Studying standards

CDER's Office of Testing and Research (OTR) has launched research projects about establishing better ways to ensure the quality and safety of new dosage forms. One project is examining factors that might reduce patch adhesion to the skin and thus result in low drug permeation and poor efficacy, according to OTR Acting Director Cindy Buhse. Her staff is developing standardized tests for evaluating how heat, occlusion, or compromised skin may affect the adhesive qualities of transdermal drug delivery systems. Another research group is developing novel in vitro testing methods using artificial membranes and cadaver skin to establish in vitro–in vivo correlations. The aim is to provide faster and less expensive alternatives than in vivo testing for evaluating drug release through patches under various conditions.

OTR also seeks to establish standardized methods for ensuring the quality of inhalation drugs to support the development of new vaccines, migraine medications, and insulin products using this delivery approach. Researchers are evaluating how drug parameters and formulation characteristics affect spray impaction force, particle size and distribution, spray pattern, and plume geometry. Raman microscopic imaging is being evaluated as a possible tool for determining the chemical identity and particle-size distribution for nasal and pulmonary inhalable formulations. FDA wants to understand the limitations and capabilities of these new techniques, Buhse explains, to develop guidances and to evaluate new applications properly.

FDA's analysis is likely to facilitate the approval of generic versions of new dosage forms. FDA recently approved the first generic allergy nasal spray, Roxane Labs's version of GlaxoSmithKline's "Flonase" (fluticasone propionate). The review of this application by FDA's Office of Generic Drugs (OGD) was scientifically challenging, commented OGD Director Gary Buehler. As the first generic nasal-spray suspension product, it involved the review of data about spray and absorption patterns plus bioequivalent studies with clinical endpoints that compared various clinical effects on seasonal rhinitis.

OGD would like to see additional efforts by scientists to develop standards for these products. In a speech to the Generic Pharmaceutical Association in February, FDA Deputy Commissioner Scott Gottlieb noted that most topical creams are not substantially absorbed into the body, making it difficult to evaluate efficacy with standard in vitro analysis and bioequivalence testing. And liposomes, which can target a therapy to specific tissues, require new methods for bioequivalence testing.

Spurring innovation

Gottlieb said that FDA's Critical Path Initiative outlines opportunities for industry to collaborate on developing more modern scientific tools for generic drug development, including physiological- based pharmacokinetic models, bioequivalence waivers on the basis of improved in vitro tests, and pharmacodynamic measures of safety. These tools are just some of the items on FDA's long-awaited Critical Path Opportunities List, which recognizes that problems in the characterization, testing, and quality management of medical products can delay clinical trials and even completely block drug development.
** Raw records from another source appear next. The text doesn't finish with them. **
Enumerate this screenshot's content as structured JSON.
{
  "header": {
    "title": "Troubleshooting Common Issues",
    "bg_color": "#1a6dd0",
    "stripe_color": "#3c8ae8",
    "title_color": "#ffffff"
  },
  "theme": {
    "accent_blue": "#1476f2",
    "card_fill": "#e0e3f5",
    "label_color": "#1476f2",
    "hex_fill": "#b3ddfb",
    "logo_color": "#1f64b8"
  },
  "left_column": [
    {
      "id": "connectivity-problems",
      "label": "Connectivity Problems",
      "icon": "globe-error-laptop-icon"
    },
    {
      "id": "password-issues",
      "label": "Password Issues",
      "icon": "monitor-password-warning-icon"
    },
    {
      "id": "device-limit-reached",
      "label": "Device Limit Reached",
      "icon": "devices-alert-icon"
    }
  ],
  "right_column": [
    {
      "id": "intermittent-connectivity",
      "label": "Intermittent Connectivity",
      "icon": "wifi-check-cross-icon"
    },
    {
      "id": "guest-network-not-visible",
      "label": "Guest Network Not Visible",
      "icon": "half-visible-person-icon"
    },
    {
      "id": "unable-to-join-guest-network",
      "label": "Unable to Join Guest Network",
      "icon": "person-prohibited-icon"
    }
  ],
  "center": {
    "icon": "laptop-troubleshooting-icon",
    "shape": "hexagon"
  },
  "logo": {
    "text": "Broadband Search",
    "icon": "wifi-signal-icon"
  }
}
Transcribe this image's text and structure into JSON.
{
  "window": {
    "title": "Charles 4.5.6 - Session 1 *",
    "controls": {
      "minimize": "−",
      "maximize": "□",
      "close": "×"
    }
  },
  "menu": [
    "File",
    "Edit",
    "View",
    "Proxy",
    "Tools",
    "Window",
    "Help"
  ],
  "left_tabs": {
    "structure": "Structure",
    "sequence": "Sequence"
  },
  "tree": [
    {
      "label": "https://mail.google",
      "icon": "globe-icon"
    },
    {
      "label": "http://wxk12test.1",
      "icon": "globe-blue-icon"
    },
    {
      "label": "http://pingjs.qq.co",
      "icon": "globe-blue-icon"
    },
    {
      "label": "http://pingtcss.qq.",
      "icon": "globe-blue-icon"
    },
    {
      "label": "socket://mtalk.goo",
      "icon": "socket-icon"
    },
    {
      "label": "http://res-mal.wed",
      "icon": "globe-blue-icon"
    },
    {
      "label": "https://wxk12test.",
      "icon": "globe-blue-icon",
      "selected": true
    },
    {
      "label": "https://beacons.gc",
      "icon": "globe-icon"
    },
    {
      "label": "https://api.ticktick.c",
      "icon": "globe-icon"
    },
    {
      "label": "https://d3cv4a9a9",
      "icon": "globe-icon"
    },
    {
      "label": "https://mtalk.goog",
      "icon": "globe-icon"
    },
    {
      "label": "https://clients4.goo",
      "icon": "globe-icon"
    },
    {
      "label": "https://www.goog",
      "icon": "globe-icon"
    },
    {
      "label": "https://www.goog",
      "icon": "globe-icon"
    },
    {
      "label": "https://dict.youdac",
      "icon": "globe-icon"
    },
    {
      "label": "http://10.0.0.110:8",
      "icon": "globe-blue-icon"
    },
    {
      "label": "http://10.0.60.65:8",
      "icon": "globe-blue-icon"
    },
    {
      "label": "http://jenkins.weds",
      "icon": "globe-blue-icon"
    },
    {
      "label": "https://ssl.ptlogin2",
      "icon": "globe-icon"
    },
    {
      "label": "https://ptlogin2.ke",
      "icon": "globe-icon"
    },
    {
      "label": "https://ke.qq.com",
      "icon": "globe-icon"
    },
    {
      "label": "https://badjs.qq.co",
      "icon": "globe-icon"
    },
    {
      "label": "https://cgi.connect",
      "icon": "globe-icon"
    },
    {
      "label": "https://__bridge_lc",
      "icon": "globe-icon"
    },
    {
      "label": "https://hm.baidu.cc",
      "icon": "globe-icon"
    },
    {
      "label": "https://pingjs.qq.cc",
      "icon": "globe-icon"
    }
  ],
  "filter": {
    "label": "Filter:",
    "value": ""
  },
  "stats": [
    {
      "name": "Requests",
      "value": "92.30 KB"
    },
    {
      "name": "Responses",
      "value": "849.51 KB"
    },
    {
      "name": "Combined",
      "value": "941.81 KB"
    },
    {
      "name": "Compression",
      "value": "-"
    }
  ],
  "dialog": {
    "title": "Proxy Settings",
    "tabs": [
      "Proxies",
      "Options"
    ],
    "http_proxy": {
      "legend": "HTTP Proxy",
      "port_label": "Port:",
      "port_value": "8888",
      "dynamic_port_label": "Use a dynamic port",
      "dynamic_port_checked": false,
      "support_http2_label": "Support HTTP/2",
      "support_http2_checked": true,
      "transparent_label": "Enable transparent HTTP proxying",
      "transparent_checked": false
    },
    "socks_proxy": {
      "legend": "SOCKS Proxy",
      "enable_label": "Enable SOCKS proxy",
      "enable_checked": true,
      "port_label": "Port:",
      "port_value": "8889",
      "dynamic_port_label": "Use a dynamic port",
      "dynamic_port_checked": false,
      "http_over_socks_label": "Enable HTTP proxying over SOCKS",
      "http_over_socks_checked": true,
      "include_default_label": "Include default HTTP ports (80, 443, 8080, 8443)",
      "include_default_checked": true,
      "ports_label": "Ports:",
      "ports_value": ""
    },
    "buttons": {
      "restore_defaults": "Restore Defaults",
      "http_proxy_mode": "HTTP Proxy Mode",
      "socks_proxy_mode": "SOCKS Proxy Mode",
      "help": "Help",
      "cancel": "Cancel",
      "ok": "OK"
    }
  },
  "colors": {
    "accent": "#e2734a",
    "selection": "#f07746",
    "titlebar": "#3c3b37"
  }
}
One particular opportunity is to collaborate on developing new testing instruments for manufacturing patches, liposomes, topicals, and nasal and pulmonary inhalers that can better target the delivery of difficult-to-formulate drugs. FDA notes a need for new methods to assess the quality of these products, pointing out that extracting a drug from a patch many alter efficacy or safety, and that spray density is key to assessing aerosol quality. New analytical techniques also are needed to assess the quantities or forms of drugs found in some drug–device combinations products.

Additional Critical Path opportunities for improving drug manufacturing involve developing:

• new standards for the use of rapid spectroscopic analytical methods;
• research about the physical and chemical characteristics of different nanomaterials;
• improved methods for identifying safety problems of excipients early in the product-development process;
• cell lines free from adventitious agents to encourage cell-based influenza vaccines and other biological products;
• new biomarkers and other approaches for characterizing and standardizing cell therapies, tissue engineering, and other biologicals;
• advanced microarray technologies than can detect contamination in biological products;
• improved tests for vaccine potency.